Her name is Filomena "Mena" Kepler age now 78
Her husbands name is Darwin Kepler - He is currently 88
His Military Co. was Areal Engineer for the 15th Air force
His Hometown is and still is Dewitt, Michigan.
They met in Bari, Italy
She was 16 yrs. old.
They were separated for 5 months before Filomena came to the United States.
She met Darwin Kepler while she was working in an American Club in Bari. She served coffee, sandwiches and hot chocolate.
Her part of departure was Naples on the Algonquin
Left around Feb.11th.
Her arrival port was New York on Feb 22nd.
She came with a friend Regina Fochetti also from Bari, Italy.
About the Trip.
Left around 12:00 noon and as soon as she boarded the ship she got an upset stomach. The ship had a bad smell to it. As the ship was leaving she was waving good bye to her family and watched as her mother fainted. She was sick the whole trip. She also had her son George with her, he was 11 months old. (Today resides in Potterville, Michigan.) She was so sick it was hard for her to nurse George. She couldn't get to the cafeteria because she was so sick and the Red Cross woman never brought her anything to eat or drink for the whole trip. Her friend, Regina would go to get her meal and would always end up getting extra and giving it to Filomena. She talks about a bad storm that hit for 2 days and 2 nights that was so bad that water started coming in thru the portholes. Then the ship taking on a lot of water listed on one side. The smoke stack fell off the ship. They started lowering 8 lifeboats that were available for the woman and children. They also gave each of them a life vest. Filomena asked what about the baby. The Red Cross woman said. That's all you get there is nothing for the baby. As the lowered the boats into the water to evacuate the ship. Filomena said she would much rather die in the ship and went back where she was. Later a lot of the brides came where she was and a priest came in and they all prayed. Then the next day the ship listed to the other side. The crew asked the woman for any extra clothing they had to fill the holes in the ship. Filomena didn't like to talk about it too much but she said that went on for a few days. Finally the weather got better and they arrived in New York. They had blue and yellow ribbons that the red cross handed them. This would distinguish who had a spouse waiting for them in New York. Of course grandma had a yellow ribbon on. She noticed how cold it was and didn't like that either. She then had to take a train to Detroit where her husband and some of his family met her. She was still sick from the trip. When she arrived in Dewitt the whole family was there and there was so much food made and ready for her when she got there. She said she couldn't stand the smell of the food because of the way she felt.

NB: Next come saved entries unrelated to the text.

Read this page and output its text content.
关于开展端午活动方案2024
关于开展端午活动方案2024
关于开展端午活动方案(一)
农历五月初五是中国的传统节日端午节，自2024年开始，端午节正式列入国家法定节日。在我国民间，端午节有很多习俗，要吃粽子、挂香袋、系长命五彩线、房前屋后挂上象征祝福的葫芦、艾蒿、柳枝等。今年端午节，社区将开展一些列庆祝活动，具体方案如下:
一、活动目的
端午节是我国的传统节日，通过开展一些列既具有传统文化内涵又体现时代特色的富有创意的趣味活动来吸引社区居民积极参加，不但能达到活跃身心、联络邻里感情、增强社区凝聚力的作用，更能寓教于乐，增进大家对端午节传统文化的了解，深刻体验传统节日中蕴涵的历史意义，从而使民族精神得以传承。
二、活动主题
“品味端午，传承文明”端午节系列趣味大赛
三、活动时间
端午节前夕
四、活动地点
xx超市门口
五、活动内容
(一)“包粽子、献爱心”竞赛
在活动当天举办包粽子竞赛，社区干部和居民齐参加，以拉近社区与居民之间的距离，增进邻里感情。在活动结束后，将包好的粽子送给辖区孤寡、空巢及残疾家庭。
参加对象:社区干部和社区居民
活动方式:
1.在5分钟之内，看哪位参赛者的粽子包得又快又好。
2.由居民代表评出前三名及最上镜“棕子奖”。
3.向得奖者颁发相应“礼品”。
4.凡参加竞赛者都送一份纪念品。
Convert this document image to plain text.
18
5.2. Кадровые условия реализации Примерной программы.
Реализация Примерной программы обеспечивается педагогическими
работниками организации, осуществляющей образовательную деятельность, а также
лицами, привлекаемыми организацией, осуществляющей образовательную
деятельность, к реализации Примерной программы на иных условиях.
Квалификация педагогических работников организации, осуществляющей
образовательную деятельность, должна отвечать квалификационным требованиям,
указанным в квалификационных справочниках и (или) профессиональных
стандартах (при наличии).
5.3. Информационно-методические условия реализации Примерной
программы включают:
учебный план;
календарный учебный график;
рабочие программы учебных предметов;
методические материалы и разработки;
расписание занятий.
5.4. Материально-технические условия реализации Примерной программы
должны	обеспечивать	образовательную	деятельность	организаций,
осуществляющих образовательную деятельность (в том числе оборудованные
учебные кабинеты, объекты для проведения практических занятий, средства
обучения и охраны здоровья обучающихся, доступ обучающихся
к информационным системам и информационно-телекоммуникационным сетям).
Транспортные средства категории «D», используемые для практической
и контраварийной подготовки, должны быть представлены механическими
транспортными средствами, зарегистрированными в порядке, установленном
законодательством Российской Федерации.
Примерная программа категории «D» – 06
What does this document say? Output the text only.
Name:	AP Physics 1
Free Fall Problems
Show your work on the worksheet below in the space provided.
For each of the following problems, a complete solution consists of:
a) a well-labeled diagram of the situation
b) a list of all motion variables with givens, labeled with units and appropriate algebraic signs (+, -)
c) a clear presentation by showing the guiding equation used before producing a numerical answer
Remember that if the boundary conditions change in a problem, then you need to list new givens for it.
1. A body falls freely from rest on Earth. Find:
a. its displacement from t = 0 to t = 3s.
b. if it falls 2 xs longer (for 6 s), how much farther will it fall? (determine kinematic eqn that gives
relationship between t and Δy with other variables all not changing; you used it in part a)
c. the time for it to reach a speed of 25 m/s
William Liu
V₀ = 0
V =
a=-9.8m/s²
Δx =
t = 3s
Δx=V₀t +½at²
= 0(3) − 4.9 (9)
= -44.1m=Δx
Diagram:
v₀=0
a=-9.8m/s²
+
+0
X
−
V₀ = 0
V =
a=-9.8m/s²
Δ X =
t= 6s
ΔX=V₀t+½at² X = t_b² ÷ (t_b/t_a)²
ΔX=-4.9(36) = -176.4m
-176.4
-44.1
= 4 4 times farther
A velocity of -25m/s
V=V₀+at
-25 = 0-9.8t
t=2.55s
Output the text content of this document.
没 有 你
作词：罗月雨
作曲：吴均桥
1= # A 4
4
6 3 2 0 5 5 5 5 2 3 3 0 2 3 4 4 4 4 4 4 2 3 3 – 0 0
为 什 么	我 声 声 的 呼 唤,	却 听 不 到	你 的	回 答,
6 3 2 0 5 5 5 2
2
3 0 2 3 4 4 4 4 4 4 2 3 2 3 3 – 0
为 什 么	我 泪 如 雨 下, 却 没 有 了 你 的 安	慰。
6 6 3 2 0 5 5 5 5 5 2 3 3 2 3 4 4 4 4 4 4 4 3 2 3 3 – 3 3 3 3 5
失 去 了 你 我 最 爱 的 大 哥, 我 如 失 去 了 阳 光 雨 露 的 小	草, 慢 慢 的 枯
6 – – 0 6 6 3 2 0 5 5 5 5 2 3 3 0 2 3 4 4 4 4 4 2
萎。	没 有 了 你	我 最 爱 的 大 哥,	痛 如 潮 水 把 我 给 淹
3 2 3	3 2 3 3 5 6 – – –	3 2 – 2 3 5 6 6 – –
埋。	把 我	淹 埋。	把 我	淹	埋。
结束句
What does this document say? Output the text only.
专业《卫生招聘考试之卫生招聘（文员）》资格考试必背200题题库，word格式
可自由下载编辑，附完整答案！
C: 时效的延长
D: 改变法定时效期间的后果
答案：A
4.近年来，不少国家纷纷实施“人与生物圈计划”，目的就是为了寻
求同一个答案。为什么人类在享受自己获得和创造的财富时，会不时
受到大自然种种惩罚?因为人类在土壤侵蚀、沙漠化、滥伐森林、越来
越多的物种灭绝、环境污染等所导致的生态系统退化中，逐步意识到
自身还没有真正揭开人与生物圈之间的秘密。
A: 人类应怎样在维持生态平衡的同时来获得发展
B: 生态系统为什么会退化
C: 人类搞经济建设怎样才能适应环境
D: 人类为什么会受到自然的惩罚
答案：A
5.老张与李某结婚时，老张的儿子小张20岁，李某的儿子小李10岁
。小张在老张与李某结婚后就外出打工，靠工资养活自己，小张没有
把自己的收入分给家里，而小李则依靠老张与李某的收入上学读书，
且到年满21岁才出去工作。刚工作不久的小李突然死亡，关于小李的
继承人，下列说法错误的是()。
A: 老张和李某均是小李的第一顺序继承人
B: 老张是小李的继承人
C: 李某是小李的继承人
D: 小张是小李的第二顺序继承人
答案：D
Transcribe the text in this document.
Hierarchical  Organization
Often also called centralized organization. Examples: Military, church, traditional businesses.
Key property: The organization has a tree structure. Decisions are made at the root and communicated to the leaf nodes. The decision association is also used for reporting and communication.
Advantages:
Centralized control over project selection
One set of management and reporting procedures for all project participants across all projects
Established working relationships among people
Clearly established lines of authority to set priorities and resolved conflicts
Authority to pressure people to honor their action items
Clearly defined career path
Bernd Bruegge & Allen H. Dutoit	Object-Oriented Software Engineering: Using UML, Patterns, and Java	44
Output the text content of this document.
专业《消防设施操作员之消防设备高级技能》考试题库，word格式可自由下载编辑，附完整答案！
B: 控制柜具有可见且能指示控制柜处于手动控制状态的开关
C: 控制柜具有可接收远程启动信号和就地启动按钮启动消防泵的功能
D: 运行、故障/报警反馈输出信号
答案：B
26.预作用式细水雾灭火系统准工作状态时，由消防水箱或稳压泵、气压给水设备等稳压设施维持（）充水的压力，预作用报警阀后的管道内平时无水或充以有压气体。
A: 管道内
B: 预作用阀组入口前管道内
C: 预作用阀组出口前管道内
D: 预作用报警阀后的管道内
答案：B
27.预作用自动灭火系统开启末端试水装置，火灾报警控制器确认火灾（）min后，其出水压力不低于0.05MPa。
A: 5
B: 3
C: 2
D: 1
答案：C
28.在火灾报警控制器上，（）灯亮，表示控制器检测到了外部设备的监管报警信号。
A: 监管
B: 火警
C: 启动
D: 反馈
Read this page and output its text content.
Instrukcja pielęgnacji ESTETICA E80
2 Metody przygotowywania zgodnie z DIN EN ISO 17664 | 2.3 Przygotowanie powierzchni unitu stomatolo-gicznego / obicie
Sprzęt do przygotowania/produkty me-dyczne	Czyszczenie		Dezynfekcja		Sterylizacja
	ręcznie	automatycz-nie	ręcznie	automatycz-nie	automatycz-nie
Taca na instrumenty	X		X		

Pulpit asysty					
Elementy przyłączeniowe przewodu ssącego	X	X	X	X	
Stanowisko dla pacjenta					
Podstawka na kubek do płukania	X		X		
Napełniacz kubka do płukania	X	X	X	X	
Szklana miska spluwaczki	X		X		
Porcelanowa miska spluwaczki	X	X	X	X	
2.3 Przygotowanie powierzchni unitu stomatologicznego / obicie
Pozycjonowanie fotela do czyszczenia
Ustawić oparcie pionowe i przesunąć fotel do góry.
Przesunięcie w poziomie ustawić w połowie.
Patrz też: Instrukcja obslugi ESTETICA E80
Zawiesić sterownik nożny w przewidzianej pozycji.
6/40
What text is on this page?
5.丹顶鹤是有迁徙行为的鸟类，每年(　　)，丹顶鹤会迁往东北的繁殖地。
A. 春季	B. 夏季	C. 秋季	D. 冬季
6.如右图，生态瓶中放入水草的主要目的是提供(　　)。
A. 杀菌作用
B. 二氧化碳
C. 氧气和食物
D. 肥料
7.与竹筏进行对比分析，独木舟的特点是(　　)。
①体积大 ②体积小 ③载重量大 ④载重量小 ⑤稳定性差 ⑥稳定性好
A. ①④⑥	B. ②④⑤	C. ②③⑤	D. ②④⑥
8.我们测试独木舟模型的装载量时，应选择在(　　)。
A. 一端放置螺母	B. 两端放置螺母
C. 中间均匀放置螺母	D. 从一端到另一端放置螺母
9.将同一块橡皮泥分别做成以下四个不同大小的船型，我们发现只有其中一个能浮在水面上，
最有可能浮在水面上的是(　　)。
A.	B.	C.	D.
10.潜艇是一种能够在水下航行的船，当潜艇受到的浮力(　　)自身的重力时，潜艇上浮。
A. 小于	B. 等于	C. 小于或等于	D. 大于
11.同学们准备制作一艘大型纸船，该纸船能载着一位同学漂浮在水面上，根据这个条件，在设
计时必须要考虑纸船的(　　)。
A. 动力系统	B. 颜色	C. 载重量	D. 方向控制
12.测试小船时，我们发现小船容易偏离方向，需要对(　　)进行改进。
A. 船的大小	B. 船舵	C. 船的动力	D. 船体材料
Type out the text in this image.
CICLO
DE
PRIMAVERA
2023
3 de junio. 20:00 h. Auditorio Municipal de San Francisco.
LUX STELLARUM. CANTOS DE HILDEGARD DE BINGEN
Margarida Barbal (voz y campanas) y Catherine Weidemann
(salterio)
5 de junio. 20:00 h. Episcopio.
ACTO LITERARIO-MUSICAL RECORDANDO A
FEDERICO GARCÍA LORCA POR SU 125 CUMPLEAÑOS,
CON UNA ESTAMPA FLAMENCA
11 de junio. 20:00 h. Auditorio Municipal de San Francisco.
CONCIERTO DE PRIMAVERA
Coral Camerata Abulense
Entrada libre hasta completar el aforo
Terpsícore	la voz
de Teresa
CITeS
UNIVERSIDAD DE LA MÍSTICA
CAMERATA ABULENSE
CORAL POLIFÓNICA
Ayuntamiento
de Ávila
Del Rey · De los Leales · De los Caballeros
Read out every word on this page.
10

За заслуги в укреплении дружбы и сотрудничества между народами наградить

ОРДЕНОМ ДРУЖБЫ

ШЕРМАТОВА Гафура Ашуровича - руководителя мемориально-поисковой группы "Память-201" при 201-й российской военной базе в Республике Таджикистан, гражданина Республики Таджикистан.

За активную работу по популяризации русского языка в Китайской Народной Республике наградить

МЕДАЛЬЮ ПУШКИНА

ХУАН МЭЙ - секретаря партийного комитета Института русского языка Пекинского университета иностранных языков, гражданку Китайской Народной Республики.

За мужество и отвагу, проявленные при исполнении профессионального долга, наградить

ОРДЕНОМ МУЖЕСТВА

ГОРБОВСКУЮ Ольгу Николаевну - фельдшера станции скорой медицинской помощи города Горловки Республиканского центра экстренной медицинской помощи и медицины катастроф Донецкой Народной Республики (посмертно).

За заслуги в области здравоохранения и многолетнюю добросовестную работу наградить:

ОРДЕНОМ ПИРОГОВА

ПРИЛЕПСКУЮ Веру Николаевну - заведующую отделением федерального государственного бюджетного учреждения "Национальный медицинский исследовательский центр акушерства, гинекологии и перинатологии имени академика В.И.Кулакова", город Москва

She said that she feels that she was treated good here in the states and that she learned English by looking at comics and the paper. She never teached her children George, Dick, Bill or Cindy the language.
She is very happy here. I asked her if she would do it again. She said NO. Not if the conditions were the same as they were then with the ship.
She has returned home 3 times and has had her family here many times.
She still has her ticket from the trip. Still looks like new.
I will also include a few pictures from the paper. I didn't have a digital camera to take any others but will try to in the future.
Thanks so much, Tim Kepler
Published February 23, 2006
[From the Lansing State Journal]
Italian war bride celebrates 60 yrs. in Lansing
By Kathleen Lavey
Lansing State Journal
Air raids, rationed food and constant fear were hallmarks of life during World War II in Bari, Italy.
So Filomena Damaicco - known as Mena - jumped at the chance to earn money working in an American club, serving coffee and sandwiches to U.S. soldiers stationed at a nearby air base.
One she saw frequently was Darwin Kepler, a 26-year-old DeWitt Township man who had left his job at Oldsmobile to enlist.